Simon Doonan thinks everyone should add a little flourish and eccentricity to their life

MW: The new book is called Gay Men Don’t Get Fat. Have you had any criticism from the bear community over that title?

DOONAN: Well, my book is very bear inclusive. The title is a riff on French Women Don’t Get Fat and Real Men Don’t Eat Quiche — it’s a little satire on both those titles. And in the book, I make fun of everybody, including gay men. In a way the book title is kind of a skewering of the gay obsession with being trim and kind of striving for some kind of Adonis physique. Any idiot can see that gay men do get fat.

MW: Talk about your own personal sense of style. How has that evolved for you?

DOONAN: In my youth, I was very trendy and used to wear really outrageous things and followed a lot of the more extreme youth trends — from glam rock to punk to new romantic, I was into all that. Now I have my little look that I do and it’s sort of a very sort of ’60s Carnaby Street — it’s a little bit of Austin Powers and a little bit of mod and I throw it together. It’s basically a uniform. I usually wear a flowery shirt as per the cover of my book with a little mod tie. The look I’m going for is kind of Ray Davies from The Kinks, circa 1966.

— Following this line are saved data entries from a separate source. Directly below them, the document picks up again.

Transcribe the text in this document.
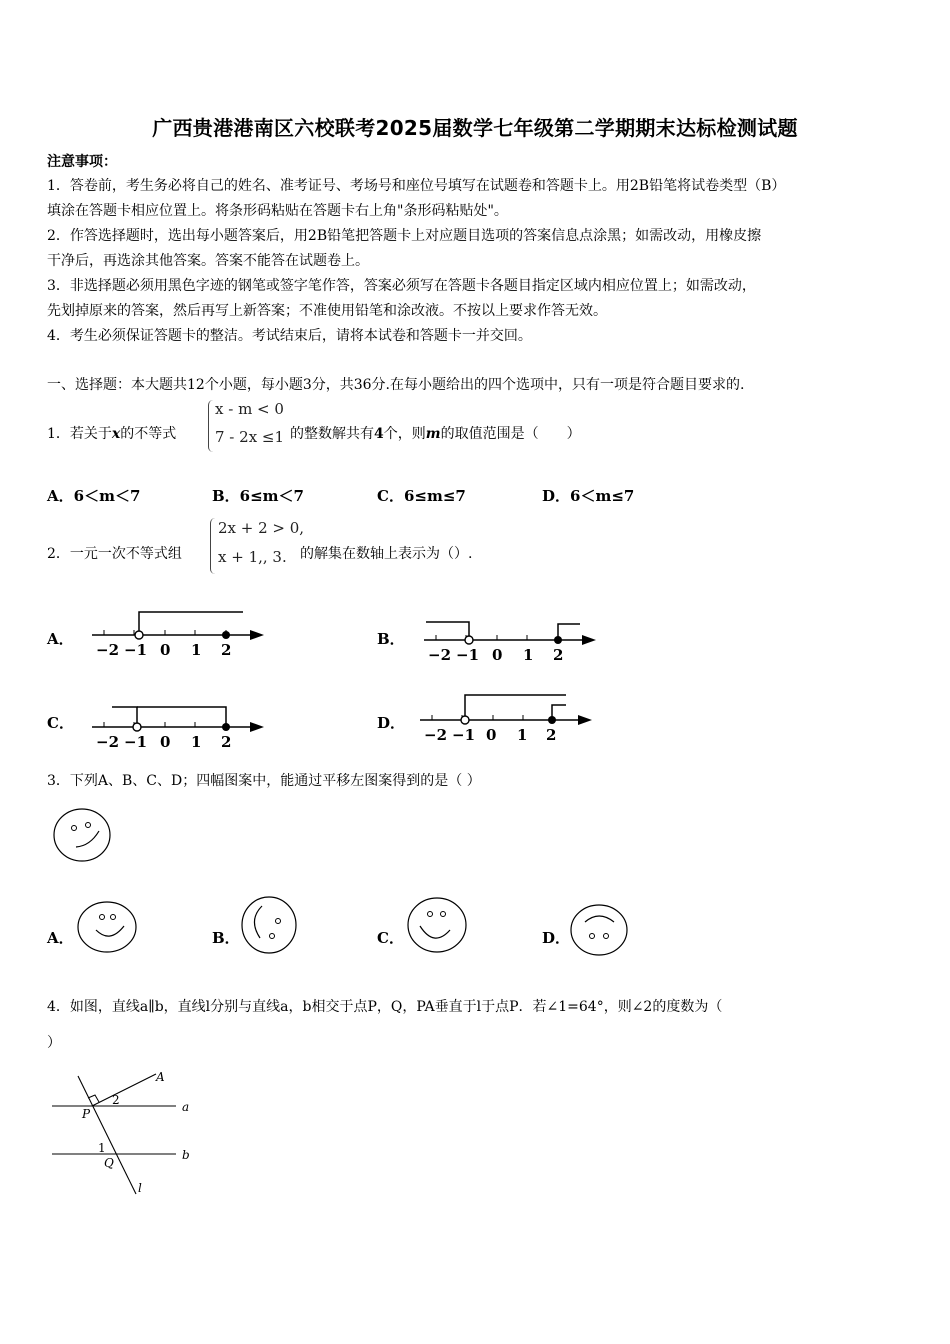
广西贵港港南区六校联考2025届数学七年级第二学期期末达标检测试题
注意事项：
1．答卷前，考生务必将自己的姓名、准考证号、考场号和座位号填写在试题卷和答题卡上。用2B铅笔将试卷类型（B）
填涂在答题卡相应位置上。将条形码粘贴在答题卡右上角"条形码粘贴处"。
2．作答选择题时，选出每小题答案后，用2B铅笔把答题卡上对应题目选项的答案信息点涂黑；如需改动，用橡皮擦
干净后，再选涂其他答案。答案不能答在试题卷上。
3．非选择题必须用黑色字迹的钢笔或签字笔作答，答案必须写在答题卡各题目指定区域内相应位置上；如需改动，
先划掉原来的答案，然后再写上新答案；不准使用铅笔和涂改液。不按以上要求作答无效。
4．考生必须保证答题卡的整洁。考试结束后，请将本试卷和答题卡一并交回。
一、选择题：本大题共12个小题，每小题3分，共36分.在每小题给出的四个选项中，只有一项是符合题目要求的.
1．若关于x的不等式
x - m < 0
7 - 2x ≤1 的整数解共有4个，则m的取值范围是（　　）
A．6＜m＜7	B．6≤m＜7	C．6≤m≤7	D．6＜m≤7
2．一元一次不等式组
2x + 2 > 0,
x + 1,, 3. 的解集在数轴上表示为（）.
A．	B．
C．	D．
−2 −1 0 1 2	−2 −1 0 1 2
−2 −1 0 1 2	−2 −1 0 1 2
3．下列A、B、C、D；四幅图案中，能通过平移左图案得到的是（ ）
A．	B．	C．	D．
4．如图，直线a∥b，直线l分别与直线a，b相交于点P，Q，PA垂直于l于点P．若∠1=64°，则∠2的度数为（
）
A
P
2	a
1
Q
b
l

MW: Who today typifies style the best?

DOONAN: It’s all subjective. I can’t go on those shows like Fashion Police — I’m hopeless at that because I’m not really autocratic at all about anything. If I meet some guy and he’s got a mullet and is wearing an Ed Hardy T-shirt, I think it’s kind of great and funny and I would say, ”Grow your mullet longer.” I think people today who typify style the best are the people who are using it as self-expression. They’re not slavishly following trends. They’re using it like ”This is who I am, and isn’t life a banquet?” kind of thing, and have a sense of flamboyance and exuberance about it. Obviously, I love people like Lady Gaga and Nicki Minaj, people who have a sense of real playful flamboyance that reminds me of Vegas entertainers, like Liberace and Phyllis Diller.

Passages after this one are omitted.